Nein, vom ersten Moment an, als ich mich – noch als Student – begann, für das Schauspiel zu interessieren, war Kristen eine der wesentlichen und belebende Figuren des Kieler Theaters. Ich konnte ihm immer offen gegenübertreten, mit der Zeit sogar freundschaftlich umgehen, obwohl ich, wie er es formuliert, in den Kieler Nachrichten „die manchmal gefürchtetsten Rezensionen“ schrieb.
Siegfried Kristen stand nicht häufig ganz oben auf den Besetzungszetteln. Er gierte nicht, wie er jetzt in seinen Erinnerungen erkennen lässt, nach den Hauptrollen. Er liefert ein freimütiges Bekenntnis zu den Künsten des Chargenspielers, zu der Lust des Verwandelns und widmete sich den Reizen und Farben der „Edelwurzen“. Darin war er groß und im Zusammenspiel des Ensembles unverzichtbar. Mir schien es immer so, als gehöre er zur Präsenzabteilung im Darstellerfundus, als könnten Mitspieler und Regisseure jederzeit auf ihn zugreifen. Möglicherweise half ihm dabei die eigene Einschätzung, das Theaterspielen sei ihm „eher in den Schoß gefallen“.
Die Fähigkeit, den eigenen, unbedingten Ehrgeiz, immer vorn im Rampenlicht zu stehen, zurückzustellen, machte ihn als Kollege hinter den Kulissen umso wertvoller. Schon bald nach Beginn seines Festengagements in Kiel zur Saison 1962/63 erkannte er die Notwendigkeit, sich im Personalrat und allen anderen Mitbestimmungsgremien für die Rechte der Schauspieler und anderen Künstler einzusetzen. Und so lesen sich seine Erinnerungen nicht nur als hübsche Sammlung von Anekdoten und eine bemerkenswerte Aufzählung der Namen und Rollen, sondern auch als eine vorläufige Bilanz der Kieler Kulturgeschichte unter besonderer Beachtung der Verhältnisse im Hintergrund des Spielens und der Beziehung zwischen Theater und Rathaus. Hier offenbart der Autor wertvolle Details über das Kommen und Gehen der Intendanten und das vor allem finanzpolitische Gebaren der öffentlichen Geldgeber.

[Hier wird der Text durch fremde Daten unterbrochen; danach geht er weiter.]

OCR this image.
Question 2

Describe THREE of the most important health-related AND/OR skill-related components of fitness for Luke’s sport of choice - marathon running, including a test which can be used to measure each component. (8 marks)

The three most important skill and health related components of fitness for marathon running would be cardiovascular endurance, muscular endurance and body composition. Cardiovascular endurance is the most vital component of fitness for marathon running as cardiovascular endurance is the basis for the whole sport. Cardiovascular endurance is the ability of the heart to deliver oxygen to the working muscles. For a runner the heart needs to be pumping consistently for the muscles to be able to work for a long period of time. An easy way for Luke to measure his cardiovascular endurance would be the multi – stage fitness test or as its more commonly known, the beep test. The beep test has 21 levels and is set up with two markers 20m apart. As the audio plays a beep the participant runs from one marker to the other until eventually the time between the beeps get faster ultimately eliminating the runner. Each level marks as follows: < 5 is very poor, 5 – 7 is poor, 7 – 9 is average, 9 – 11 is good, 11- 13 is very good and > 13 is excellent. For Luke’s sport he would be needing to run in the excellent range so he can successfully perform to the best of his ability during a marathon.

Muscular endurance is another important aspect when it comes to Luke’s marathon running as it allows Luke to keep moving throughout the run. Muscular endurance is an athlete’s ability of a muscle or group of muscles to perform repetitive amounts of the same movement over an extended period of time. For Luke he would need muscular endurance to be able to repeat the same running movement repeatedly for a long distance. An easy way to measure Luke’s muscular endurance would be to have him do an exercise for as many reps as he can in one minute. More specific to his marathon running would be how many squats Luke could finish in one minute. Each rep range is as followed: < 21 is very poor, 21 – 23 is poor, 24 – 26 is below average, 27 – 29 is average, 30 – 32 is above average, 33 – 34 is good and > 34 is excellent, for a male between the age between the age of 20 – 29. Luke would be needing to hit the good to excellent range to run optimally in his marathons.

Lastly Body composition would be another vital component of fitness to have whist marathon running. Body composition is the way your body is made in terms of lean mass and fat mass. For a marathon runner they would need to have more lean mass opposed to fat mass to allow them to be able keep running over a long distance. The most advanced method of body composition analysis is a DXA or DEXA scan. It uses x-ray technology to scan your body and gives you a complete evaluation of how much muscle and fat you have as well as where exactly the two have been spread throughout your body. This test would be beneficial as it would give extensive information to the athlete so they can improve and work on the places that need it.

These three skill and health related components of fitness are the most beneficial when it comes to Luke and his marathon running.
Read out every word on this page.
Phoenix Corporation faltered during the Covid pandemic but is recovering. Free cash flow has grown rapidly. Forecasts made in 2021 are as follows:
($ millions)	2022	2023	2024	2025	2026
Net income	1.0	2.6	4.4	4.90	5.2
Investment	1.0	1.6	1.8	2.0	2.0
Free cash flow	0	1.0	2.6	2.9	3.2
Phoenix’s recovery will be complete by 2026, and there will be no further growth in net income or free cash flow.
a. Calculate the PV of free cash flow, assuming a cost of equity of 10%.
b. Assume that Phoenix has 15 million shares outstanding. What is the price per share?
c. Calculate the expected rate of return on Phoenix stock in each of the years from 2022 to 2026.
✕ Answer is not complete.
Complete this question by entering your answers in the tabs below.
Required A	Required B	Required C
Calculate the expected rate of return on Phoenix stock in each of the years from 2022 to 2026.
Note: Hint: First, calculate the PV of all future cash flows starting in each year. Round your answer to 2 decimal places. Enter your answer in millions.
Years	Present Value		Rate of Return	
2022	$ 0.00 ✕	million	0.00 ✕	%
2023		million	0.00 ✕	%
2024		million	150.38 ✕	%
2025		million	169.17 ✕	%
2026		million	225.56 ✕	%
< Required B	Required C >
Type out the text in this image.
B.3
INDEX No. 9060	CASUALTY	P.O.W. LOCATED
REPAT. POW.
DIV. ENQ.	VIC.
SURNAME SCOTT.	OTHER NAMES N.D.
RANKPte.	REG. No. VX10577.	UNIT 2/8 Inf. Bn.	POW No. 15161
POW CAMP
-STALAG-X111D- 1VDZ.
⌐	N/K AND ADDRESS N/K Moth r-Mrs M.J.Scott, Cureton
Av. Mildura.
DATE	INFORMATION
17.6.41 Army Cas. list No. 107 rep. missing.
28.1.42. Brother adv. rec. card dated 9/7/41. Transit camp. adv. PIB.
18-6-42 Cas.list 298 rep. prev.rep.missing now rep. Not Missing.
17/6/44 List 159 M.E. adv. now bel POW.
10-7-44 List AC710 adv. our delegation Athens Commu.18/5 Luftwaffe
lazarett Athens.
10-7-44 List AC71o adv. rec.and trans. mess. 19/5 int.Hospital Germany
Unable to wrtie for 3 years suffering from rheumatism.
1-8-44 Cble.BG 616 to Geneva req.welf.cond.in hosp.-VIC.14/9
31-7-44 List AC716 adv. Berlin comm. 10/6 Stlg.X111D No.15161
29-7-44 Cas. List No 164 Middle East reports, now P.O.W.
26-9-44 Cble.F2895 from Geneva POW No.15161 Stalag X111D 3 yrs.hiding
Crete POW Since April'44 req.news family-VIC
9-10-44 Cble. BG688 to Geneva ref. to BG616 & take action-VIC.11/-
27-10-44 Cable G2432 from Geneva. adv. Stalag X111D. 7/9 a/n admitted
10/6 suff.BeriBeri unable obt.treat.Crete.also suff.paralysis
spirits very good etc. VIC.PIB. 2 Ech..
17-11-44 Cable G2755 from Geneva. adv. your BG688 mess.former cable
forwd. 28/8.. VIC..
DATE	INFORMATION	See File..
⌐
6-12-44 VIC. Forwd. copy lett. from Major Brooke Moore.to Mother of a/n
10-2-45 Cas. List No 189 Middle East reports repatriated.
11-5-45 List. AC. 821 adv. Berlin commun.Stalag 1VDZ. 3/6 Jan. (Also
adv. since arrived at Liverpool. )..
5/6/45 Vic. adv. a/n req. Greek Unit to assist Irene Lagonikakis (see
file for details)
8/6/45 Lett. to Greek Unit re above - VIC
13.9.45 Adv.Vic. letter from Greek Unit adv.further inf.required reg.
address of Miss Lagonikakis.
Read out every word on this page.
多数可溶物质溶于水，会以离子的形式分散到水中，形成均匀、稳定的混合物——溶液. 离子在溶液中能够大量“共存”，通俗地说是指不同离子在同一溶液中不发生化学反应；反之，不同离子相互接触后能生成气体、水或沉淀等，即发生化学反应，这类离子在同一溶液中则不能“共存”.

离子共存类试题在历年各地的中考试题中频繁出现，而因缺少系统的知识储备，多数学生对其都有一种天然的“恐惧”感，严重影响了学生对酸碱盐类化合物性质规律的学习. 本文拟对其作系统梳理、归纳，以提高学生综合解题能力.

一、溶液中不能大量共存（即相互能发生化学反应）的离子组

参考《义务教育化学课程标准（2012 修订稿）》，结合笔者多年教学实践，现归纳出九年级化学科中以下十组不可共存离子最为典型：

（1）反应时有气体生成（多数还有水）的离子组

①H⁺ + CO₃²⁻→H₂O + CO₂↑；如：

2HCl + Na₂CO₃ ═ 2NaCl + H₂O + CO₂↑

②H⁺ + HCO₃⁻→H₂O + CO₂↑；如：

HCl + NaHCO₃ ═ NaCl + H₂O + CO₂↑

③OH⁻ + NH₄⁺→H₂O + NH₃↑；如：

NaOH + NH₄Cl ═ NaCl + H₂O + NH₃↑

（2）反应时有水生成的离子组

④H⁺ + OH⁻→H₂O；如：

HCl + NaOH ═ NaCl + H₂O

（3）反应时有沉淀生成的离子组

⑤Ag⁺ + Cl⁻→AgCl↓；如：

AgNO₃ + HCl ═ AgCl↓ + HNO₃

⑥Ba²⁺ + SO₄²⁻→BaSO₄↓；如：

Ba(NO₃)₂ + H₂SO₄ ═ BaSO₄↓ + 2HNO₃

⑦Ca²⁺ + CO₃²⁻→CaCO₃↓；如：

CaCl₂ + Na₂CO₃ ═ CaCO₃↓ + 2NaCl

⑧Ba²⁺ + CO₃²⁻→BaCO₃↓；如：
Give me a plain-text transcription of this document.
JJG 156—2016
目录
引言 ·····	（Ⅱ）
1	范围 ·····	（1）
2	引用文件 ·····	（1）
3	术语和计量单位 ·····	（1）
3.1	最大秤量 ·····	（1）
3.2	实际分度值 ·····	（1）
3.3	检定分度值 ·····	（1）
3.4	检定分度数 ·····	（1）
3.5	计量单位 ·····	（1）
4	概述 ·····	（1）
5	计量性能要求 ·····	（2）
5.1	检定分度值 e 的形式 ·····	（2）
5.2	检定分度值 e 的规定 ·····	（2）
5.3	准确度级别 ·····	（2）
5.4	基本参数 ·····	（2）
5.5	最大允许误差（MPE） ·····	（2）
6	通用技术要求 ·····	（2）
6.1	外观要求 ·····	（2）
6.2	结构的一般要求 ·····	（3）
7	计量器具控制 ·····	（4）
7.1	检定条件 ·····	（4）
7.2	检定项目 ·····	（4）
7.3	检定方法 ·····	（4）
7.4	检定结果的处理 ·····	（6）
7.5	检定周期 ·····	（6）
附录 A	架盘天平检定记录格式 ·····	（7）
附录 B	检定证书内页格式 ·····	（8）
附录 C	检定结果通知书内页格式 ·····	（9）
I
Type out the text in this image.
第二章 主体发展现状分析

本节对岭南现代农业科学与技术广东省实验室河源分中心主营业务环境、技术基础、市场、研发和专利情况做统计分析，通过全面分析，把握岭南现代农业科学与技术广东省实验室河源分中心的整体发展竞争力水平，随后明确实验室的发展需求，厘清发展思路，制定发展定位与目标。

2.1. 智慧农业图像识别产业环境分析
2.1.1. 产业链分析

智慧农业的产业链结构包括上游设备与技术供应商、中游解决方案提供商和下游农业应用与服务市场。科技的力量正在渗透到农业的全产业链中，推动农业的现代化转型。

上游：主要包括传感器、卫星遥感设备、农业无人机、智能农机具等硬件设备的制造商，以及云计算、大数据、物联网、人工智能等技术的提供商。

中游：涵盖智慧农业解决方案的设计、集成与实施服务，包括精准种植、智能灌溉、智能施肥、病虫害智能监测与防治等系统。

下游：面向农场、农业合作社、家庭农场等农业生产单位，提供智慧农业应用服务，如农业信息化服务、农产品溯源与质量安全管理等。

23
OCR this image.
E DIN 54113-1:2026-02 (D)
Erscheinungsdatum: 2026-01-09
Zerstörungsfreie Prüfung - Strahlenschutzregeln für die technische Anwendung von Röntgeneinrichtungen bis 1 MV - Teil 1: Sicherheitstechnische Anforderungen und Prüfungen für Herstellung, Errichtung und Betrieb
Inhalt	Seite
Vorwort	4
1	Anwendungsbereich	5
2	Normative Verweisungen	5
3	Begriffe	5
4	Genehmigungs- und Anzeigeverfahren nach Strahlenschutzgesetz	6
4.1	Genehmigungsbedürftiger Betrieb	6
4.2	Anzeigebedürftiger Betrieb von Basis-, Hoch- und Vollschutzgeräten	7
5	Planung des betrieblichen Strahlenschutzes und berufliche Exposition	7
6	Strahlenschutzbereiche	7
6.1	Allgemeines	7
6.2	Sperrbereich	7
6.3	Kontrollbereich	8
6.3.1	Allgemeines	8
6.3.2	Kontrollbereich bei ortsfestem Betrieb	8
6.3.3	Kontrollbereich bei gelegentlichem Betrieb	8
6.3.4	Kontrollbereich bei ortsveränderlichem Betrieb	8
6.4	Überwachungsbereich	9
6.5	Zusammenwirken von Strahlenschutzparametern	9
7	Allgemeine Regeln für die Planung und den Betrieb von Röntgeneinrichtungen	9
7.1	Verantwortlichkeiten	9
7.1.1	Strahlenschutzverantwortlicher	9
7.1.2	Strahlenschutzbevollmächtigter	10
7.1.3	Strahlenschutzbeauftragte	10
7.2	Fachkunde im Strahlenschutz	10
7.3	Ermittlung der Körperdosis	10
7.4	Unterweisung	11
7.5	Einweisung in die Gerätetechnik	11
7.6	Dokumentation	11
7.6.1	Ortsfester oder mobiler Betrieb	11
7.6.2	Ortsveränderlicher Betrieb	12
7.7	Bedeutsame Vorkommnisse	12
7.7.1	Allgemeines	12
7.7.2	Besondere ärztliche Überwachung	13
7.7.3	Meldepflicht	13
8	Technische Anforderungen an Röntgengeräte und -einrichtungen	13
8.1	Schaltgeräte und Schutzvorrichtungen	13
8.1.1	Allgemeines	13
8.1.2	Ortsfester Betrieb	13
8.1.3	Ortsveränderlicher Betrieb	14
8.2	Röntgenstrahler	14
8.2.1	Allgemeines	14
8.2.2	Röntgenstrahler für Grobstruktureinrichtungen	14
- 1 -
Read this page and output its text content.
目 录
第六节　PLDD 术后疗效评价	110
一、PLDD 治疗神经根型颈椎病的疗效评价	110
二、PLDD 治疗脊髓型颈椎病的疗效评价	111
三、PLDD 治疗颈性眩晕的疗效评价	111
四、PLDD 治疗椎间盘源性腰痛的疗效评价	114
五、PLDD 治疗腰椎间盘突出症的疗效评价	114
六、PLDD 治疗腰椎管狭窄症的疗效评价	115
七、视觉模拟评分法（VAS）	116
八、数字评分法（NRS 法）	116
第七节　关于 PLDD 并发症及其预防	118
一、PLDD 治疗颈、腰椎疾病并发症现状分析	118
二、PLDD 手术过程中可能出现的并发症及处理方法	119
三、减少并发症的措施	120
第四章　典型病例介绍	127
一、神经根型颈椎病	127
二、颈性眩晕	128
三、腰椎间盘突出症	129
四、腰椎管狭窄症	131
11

Manches ruft Sigi Kristens Buch ins Gedächtnis: den Aufruhr der 68er Jahre und die Wirren des Deutschen Herbstes, wie sie sich in den Spielplänen niederschlugen; das unrühmliche Ende der Intendanz Henneberg, die Skandale um das „KLT – das Künstlerische Leitungsteam“ und die Stabilisierung der Existenzbedingungen, die bis heute mit dem Namen Karasek verbunden ist. Kristen kann da viel aus der Innensicht erzählen. Und für mich, der den Autor und sein Wirken fast 40 Jahre lang journalistisch aktuell begleitet hat, hagelt es permanent Déjà-vu-Erlebnisse. Ganz ohne Eitelkeit schildert Sigi Kristen die allmähliche Reifung des Schauspielers, der ins Altersfach wechselt und in Charakterrollen reift: Bernhards „Der Schein trügt“, Ionescos „Die Stühle“, Puck im „Sommernachtstraum“. Aber unvergesslich für mich wirken die Leistungen in Mankells „Zeit im Dunkeln“ (2003) und im Terrorismus-Drama „Sechzehn Verletzte“ (2006) nach. Zu den „gefürchtetsten Rezensionen“ dürfte er meine Kritiken dazu nicht zählen. Schon immer hatte ich den Eindruck, der „alte Sigi“ könnte sich auch nach ganz vorn ins Rampenlicht spielen. Endlich war es soweit. Merkwürdig, dass dann der „Liebe Gott“ in Molnars „Liliom“ im Herbst 2010 seine letzte Rolle vor der schweren Erkrankung wurde. Da enden auch die „Erinnerungen des Kieler Kammerschauspielers Siegfried Kristen“. Doch sie müssten es nicht. Denn er ist wieder dabei: im Rollstuhl als wacher Beobachter der Premieren. Leider nicht mehr mit der privaten Kamera, wie früher als einer der gefürchtetsten Fotografen bei allen möglichen und unmöglichen Festivitäten. Da ruhen Schätze für ein weiteres Buch.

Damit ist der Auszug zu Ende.